Attorney General of Texas — Opinion.
January 9, 1995
DAN MORALES, Attorney General of Texas
Honorable John T. Montford Chair Finance Committee Texas State Senate P.O. Box 12068 Austin, Texas 78711
Re: Whether a county is required to accept warrantless arrestees from a municipal police department, and related questions (RQ-606)
Dear Senator Montford:
In view of a dispute between the City of Odessa (the “city”) and Ector County (the “county”) as to who is responsible for incarcerating certain persons arrested by the city police for the violation of state criminal provisions, you have asked this office a series of questions.
You ask first whether, if a city police officer arrests a person for violating a state criminal statute and a magistrate issues a commitment order for the person, the county is required to incarcerate the person. In our view, Attorney General Opinion JM-151 (1984) and article 2.18 of the Code of Criminal Procedure both answer this question in the affirmative.
Article 2.18 of the Code of Criminal Procedure provides that “[w]hen a prisoner is committed to jail by warrant from a magistrate or court, he shall be placed in jail by the sheriff.” To permit such a prisoner to remain out of jail “is a violation of duty on the part of [the] sheriff.” Accordingly, Attorney General Opinion JM-151 held that a county jail was required to accept state statute violators after a magistrate had committed them to the jail. JM-151, at 2.

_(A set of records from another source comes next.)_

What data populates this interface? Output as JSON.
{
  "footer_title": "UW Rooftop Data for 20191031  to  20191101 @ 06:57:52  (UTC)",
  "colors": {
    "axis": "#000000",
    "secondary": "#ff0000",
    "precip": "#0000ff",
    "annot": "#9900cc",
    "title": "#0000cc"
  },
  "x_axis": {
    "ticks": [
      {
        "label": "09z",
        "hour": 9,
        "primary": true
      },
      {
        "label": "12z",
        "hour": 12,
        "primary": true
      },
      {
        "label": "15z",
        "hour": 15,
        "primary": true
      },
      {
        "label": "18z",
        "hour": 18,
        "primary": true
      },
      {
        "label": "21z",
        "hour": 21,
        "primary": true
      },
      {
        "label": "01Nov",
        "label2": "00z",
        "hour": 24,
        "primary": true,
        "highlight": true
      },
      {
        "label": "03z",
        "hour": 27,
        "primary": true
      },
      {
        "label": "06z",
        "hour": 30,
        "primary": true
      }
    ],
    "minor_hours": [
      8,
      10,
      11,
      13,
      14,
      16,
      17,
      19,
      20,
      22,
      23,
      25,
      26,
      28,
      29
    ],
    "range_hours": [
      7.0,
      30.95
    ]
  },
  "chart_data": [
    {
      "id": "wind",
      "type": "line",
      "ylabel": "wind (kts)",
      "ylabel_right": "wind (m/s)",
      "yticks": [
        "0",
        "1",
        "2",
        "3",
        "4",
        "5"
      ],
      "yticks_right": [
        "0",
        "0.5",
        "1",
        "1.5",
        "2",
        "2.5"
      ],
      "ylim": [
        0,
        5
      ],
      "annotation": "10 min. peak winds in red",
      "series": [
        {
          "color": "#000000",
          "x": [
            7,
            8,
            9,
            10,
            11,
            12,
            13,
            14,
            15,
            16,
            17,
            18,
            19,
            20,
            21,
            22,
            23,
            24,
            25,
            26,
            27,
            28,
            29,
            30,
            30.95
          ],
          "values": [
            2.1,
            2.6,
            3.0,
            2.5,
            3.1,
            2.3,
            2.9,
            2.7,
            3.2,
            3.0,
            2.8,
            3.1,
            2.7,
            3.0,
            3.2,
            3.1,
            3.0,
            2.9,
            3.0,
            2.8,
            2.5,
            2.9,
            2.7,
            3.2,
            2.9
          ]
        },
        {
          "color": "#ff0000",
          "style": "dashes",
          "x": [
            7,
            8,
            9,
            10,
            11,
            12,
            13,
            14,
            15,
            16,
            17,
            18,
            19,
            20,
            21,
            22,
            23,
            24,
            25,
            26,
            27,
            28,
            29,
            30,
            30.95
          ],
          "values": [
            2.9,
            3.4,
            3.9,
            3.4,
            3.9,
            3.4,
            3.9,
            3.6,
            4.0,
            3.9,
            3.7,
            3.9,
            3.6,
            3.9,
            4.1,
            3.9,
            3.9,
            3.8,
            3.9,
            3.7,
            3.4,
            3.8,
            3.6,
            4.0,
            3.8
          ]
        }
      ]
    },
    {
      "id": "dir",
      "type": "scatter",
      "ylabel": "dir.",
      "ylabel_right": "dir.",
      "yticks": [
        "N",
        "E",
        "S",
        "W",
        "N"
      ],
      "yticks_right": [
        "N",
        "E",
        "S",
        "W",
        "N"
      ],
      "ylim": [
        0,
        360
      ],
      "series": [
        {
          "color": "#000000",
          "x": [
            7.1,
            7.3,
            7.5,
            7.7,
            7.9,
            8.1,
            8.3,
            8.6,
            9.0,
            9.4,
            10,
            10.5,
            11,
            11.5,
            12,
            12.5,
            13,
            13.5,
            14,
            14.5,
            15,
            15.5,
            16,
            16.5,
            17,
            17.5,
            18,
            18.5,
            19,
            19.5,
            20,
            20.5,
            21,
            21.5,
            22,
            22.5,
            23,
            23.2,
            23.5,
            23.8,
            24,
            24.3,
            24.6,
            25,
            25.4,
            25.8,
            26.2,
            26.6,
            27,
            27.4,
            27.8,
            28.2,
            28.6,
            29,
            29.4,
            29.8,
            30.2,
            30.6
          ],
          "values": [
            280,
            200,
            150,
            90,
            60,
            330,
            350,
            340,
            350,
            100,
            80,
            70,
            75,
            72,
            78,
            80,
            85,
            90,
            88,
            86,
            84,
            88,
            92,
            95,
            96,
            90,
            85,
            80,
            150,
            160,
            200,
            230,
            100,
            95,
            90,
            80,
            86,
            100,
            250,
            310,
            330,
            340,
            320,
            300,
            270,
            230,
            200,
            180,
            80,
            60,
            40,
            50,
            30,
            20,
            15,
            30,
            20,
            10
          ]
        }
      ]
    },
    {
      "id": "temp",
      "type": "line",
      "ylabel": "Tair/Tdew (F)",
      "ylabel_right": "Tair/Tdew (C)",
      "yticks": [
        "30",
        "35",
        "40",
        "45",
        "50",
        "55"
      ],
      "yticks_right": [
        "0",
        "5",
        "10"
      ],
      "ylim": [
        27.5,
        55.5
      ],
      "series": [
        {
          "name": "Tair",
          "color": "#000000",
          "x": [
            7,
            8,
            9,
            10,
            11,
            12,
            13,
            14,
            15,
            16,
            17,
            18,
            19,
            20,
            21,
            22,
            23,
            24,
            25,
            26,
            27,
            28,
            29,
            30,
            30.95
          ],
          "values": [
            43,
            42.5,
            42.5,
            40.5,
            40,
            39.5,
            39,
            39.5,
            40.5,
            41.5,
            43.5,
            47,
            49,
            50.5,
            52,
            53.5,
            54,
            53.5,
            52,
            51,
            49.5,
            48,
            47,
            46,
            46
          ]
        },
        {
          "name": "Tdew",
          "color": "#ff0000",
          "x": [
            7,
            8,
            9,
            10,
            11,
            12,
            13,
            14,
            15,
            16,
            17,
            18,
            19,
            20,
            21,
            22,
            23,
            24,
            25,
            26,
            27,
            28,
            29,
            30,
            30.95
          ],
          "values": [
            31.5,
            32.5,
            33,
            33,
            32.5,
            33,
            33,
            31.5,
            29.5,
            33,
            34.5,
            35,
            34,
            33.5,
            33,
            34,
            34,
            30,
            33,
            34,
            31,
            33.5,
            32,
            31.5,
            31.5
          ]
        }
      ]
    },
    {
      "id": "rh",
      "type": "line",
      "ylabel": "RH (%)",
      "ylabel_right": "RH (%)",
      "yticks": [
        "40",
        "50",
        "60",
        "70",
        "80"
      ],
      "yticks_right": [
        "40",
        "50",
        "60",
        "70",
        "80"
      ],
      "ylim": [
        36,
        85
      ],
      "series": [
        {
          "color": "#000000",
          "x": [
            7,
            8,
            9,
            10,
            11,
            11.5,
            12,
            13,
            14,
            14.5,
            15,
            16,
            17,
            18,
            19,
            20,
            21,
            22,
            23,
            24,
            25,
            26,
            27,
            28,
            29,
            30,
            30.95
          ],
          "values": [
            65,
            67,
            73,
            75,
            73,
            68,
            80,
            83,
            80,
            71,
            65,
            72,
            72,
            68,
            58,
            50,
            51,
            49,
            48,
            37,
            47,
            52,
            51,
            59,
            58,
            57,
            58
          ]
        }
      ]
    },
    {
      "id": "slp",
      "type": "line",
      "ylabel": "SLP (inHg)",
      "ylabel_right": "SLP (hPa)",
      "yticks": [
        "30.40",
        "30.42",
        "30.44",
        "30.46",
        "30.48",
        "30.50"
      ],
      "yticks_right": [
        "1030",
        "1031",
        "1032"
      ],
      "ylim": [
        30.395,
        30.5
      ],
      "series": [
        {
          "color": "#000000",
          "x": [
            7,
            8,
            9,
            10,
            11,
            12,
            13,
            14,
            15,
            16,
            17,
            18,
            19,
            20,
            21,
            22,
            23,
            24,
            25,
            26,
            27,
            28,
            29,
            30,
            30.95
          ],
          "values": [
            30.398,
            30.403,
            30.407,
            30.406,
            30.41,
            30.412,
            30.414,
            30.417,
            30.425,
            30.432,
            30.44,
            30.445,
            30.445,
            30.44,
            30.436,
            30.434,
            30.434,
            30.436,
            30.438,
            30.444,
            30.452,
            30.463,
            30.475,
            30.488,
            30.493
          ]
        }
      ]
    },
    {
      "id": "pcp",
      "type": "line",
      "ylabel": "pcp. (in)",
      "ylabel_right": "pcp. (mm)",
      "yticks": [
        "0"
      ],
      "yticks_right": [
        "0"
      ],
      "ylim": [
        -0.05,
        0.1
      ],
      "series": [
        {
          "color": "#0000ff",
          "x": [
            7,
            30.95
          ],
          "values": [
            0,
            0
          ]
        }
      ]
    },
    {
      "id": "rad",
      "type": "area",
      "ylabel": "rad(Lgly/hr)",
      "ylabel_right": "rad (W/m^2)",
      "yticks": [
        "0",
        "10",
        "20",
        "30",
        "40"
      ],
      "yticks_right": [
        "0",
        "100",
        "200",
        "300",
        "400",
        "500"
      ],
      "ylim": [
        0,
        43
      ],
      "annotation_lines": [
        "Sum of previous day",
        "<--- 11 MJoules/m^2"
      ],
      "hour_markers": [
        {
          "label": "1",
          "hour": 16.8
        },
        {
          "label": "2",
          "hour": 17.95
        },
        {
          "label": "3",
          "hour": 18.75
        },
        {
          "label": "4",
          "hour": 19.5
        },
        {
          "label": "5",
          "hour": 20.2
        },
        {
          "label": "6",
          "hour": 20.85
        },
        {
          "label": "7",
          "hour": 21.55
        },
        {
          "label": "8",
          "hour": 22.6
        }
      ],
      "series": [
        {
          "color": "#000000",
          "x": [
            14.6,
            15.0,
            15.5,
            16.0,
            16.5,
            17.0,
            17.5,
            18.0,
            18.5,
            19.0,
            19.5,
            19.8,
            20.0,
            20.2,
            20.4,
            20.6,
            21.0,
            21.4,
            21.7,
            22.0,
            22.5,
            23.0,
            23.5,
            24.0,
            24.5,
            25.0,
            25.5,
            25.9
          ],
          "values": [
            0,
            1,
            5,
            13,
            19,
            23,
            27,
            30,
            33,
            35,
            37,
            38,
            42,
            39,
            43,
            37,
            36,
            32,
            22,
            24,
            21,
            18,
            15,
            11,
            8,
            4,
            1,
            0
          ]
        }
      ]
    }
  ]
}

Your second question concerns whether a municipal judge may issue such a commitment order, particularly when the offense charged is a class A or B misdemeanor. The warrant of commitment is defined by article 16.20 of the Code of Criminal Procedure, which further stipulates its requisites. According to article 16.20, “A `commitment’ is an order signed by the proper magistrate directing a sheriff to receive and place in jail the person so committed.”
“Magistrate” is defined by article 2.09 of the Code to include, inter alia, “the justices of the peace, the mayors and recorders and the judges of the city courts of incorporated cities or towns.” Accordingly, a municipal court judge is a magistrate for the purposes of article 16.20.
It has been suggested that municipal court judges, however, are not “proper” magistrates, and therefore lack power to issue enforceable commitment orders, because they cannot try class A and B misdemeanors. The term is not defined in the statute. However, reading article 16.20 in its entirety, we are satisfied that “proper” refers to venue only. One of the requisites of the commitment order is “[w]hen the prisoner is sent out of the county where the prosecution arose, the warrant of commitment shall state that there is no safe jail in the proper county.” In our view, reading this requirement together with the reference to a “proper magistrate,” a proper magistrate is one who holds office in the proper county. Accordingly, we find no basis for the argument that municipal judges may not issue commitment orders for persons accused of class A or B misdemeanors.
You ask, finally, who is responsible for the cost of incarceration if a municipal court judge issues a commitment order and the sheriff refuses to take custody of the prisoner. We believe that Attorney General OpinionJM-151 and article 2.18 answer this question as well. Once a magistrate has issued a commitment order, the duty to incarcerate the prisoner, along with the necessary cost incident thereto, falls upon the sheriff.
Attorney General Opinion JM-1009 leads to the same conclusion. In that opinion, the question was posed whether a city or a county was responsible for the maintenance of prisoners who had violated city traffic laws that implemented article 6701d, V.T.C.S. This office answered:
Because persons incarcerated for violating municipal traffic ordinances that implement article 6701d are considered state statute violators, the city is relieved of its obligation to provide for the maintenance of such prisoners once they are accepted for incarceration by the sheriff of the county.
JM-1009 (1989) at 6.
In your hypothetical, the sheriff has not accepted the prisoners. However, the refusal to do so is not an exercise of discretion, but is rather, according to the plain language of article 2.18, a violation of duty. The sheriff cannot avoid the cost of his duty by refusal to undertake it. Accordingly, once the commitment order is issued, the responsibility for maintaining these state law prisoners devolves upon the county.
If a city police officer arrests a person for violating a state statute and a magistrate issues a commitment order for the prisoner, the county is required to incarcerate the prisoner. A municipal court judge is a proper magistrate to issue such an order if he holds office in the proper county for venue purposes. Should the sheriff refuse to take custody of the prisoner, the county is responsible for the prisoner’s maintenance.
Yours very truly,
DAN MORALES Attorney General of Texas
JORGE VEGA First Assistant Attorney General
SARAH J. SHIRLEY Chair, Opinion Committee
Prepared by James Tourtelott Assistant Attorney General
 Attorney General Opinion JM-151 did not overrule, and this opinion should not be construed to overrule, Attorney General Opinion MW-52
(1979), which held that a sheriff has no duty to confine a person in the county jail solely for the violation of a municipal ordinance.